Damit nicht genug. Die Kapseln hatten noch keine Bremsraketen, daher mussten sich die WOSTOK-Kosmonauten mit einem Schleudersitz in ca. 7000 m Höhe ausschießen und am Fallschirm landen. Am 16. Juni 1963 war es für Walentina Tereschowa soweit. Zwei Tage vorher war ihr Kosmonauten-Kollege Bykowski mit WOSTOK 5 gestartete. Man wollte so das unterschiedliche Verhalten von Mann und Frau in der Schwerelosigkeit untersuchen. Tatsächlich kamen sich die beiden Raumschiffe WOSTOK5 und WOSTOK6 mit Walentina Tereschkowa bis auf 5 km nahe, aber nur für kurze Zeit.
Frau Tereschkowa arbeitete zunächst als Zuschneiderin und Büglerin in einem Spinnerei-Kombinat.
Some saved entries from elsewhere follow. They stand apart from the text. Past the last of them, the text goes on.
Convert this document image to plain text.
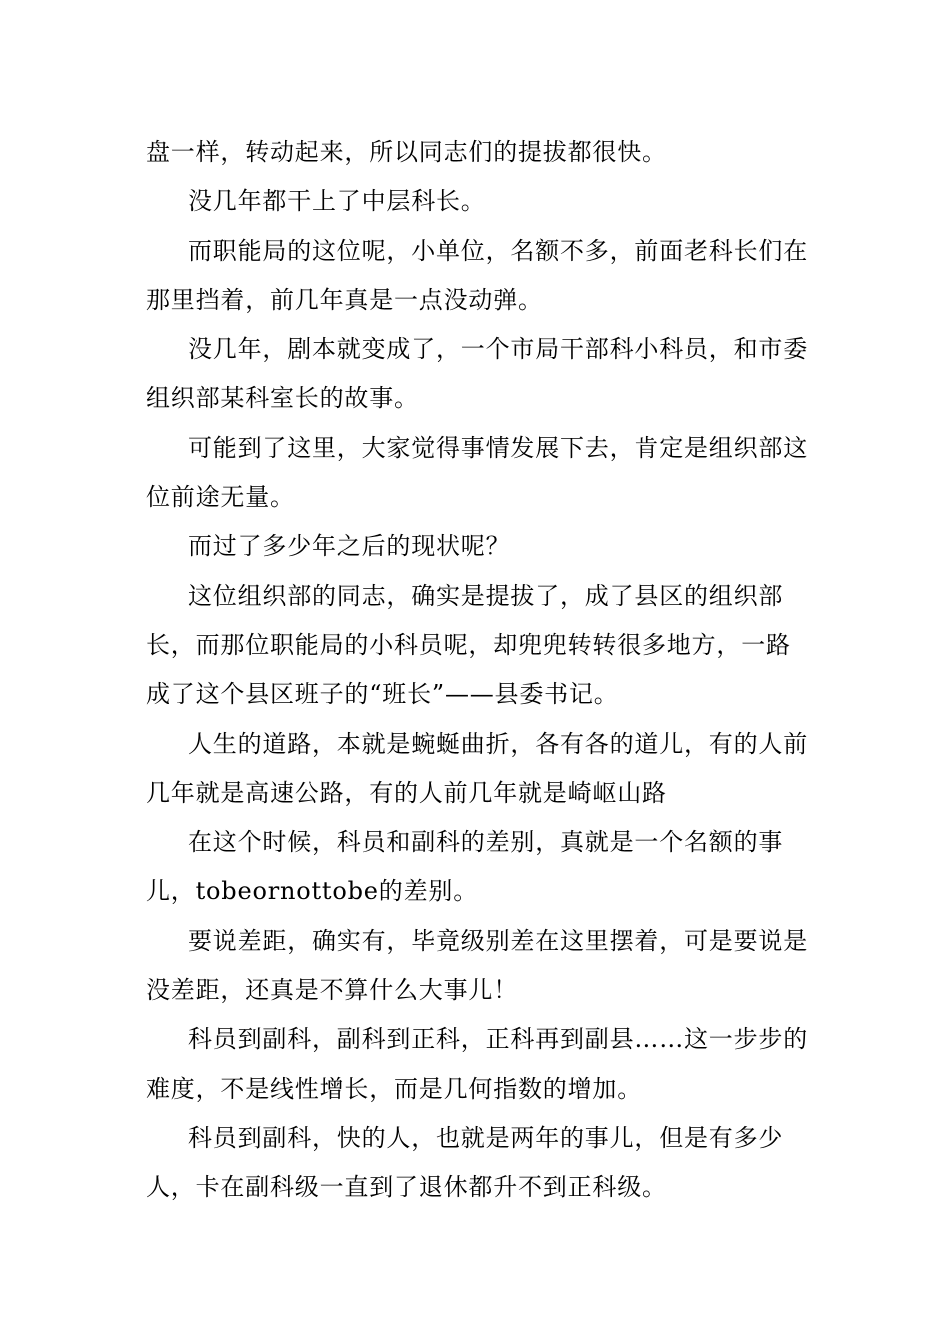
盘一样，转动起来，所以同志们的提拔都很快。

没几年都干上了中层科长。

而职能局的这位呢，小单位，名额不多，前面老科长们在那里挡着，前几年真是一点没动弹。

没几年，剧本就变成了，一个市局干部科小科员，和市委组织部某科室长的故事。

可能到了这里，大家觉得事情发展下去，肯定是组织部这位前途无量。

而过了多少年之后的现状呢？

这位组织部的同志，确实是提拔了，成了县区的组织部长，而那位职能局的小科员呢，却兜兜转转很多地方，一路成了这个县区班子的“班长”——县委书记。

人生的道路，本就是蜿蜒曲折，各有各的道儿，有的人前几年就是高速公路，有的人前几年就是崎岖山路

在这个时候，科员和副科的差别，真就是一个名额的事儿，tobeornottobe的差别。

要说差距，确实有，毕竟级别差在这里摆着，可是要说是没差距，还真是不算什么大事儿！

科员到副科，副科到正科，正科再到副县……这一步步的难度，不是线性增长，而是几何指数的增加。

科员到副科，快的人，也就是两年的事儿，但是有多少人，卡在副科级一直到了退休都升不到正科级。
Sie machte nebenbei abends ihre Ausbildung zur Technikerin. Privat war sie begeisterte Fallschirmspringerin.
Da es nur wenig russische Pilotinnen gab, suchte man bei den Fallschirmspringerinnen nach geeigneten Kandidatinnen für einen Weltraumflug. 1993 hatte ich die Gelegenheit in Moskau die WOSTOK6 Landekapsel und Teile des Schleudersitzes zu besichtigen. Beides hat mir größte Hochachtung vor der Leistung Tereschkowas eingeflößt.
Walentina Tereschkowa ging es bei ihrem Flug nicht besonders gut, sie wurde von der "Raumkrankheit" heimgesucht. Das ist keine Krankheit sondern nur eine kurzfristige Reaktion des Körpers auf die ungewohnte schwerelose Umgebung. Gut die Hälfte aller Astronauten hatte damit zu kämpfen. Beim ersten Raumflug weiß man aber nicht ob es einen erwischt.
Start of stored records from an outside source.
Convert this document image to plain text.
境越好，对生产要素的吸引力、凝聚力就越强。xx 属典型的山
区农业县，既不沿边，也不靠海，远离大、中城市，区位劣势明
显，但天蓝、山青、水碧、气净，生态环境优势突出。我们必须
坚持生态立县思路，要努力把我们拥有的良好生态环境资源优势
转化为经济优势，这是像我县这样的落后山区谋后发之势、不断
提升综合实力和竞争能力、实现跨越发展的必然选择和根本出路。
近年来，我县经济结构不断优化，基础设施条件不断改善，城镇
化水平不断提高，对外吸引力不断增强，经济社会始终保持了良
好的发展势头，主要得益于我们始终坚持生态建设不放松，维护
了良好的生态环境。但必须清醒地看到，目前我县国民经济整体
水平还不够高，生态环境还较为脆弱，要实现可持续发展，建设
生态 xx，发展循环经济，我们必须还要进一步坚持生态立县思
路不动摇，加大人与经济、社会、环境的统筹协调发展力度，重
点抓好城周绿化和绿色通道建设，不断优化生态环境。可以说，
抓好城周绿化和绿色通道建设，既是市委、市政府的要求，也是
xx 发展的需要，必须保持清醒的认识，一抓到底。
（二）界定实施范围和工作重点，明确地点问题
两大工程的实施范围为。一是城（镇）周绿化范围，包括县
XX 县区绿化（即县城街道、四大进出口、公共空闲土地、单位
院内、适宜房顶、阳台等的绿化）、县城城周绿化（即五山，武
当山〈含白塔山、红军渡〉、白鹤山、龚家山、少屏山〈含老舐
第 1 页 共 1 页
Jedenfalls ging es Tereschkowa so schlecht, dass sie zeitweise nicht auf Funksprüche reagierte und nur einen Teil des geplanten Programms durchführen konnte. Die Landung ging aber trotz aller Probleme gut über die Bühne. Tereschkowas Flug hatte erhebliche Konsequenzen für die Chancen potentieller weiblicher Raumflug-Anwärterinnen. Ab sofort galten Frauen als nicht raumflugtauglich, die Amerikaner hielten sich zunächst vorsichtigerweise auch an diese Erkenntnis. Es sollte unglaubliche 20 Jahre dauern, bis Amerikaner und Russen den Frauen wieder eine Chance gaben mit Sally Ride und Swetlana Sawizkaja.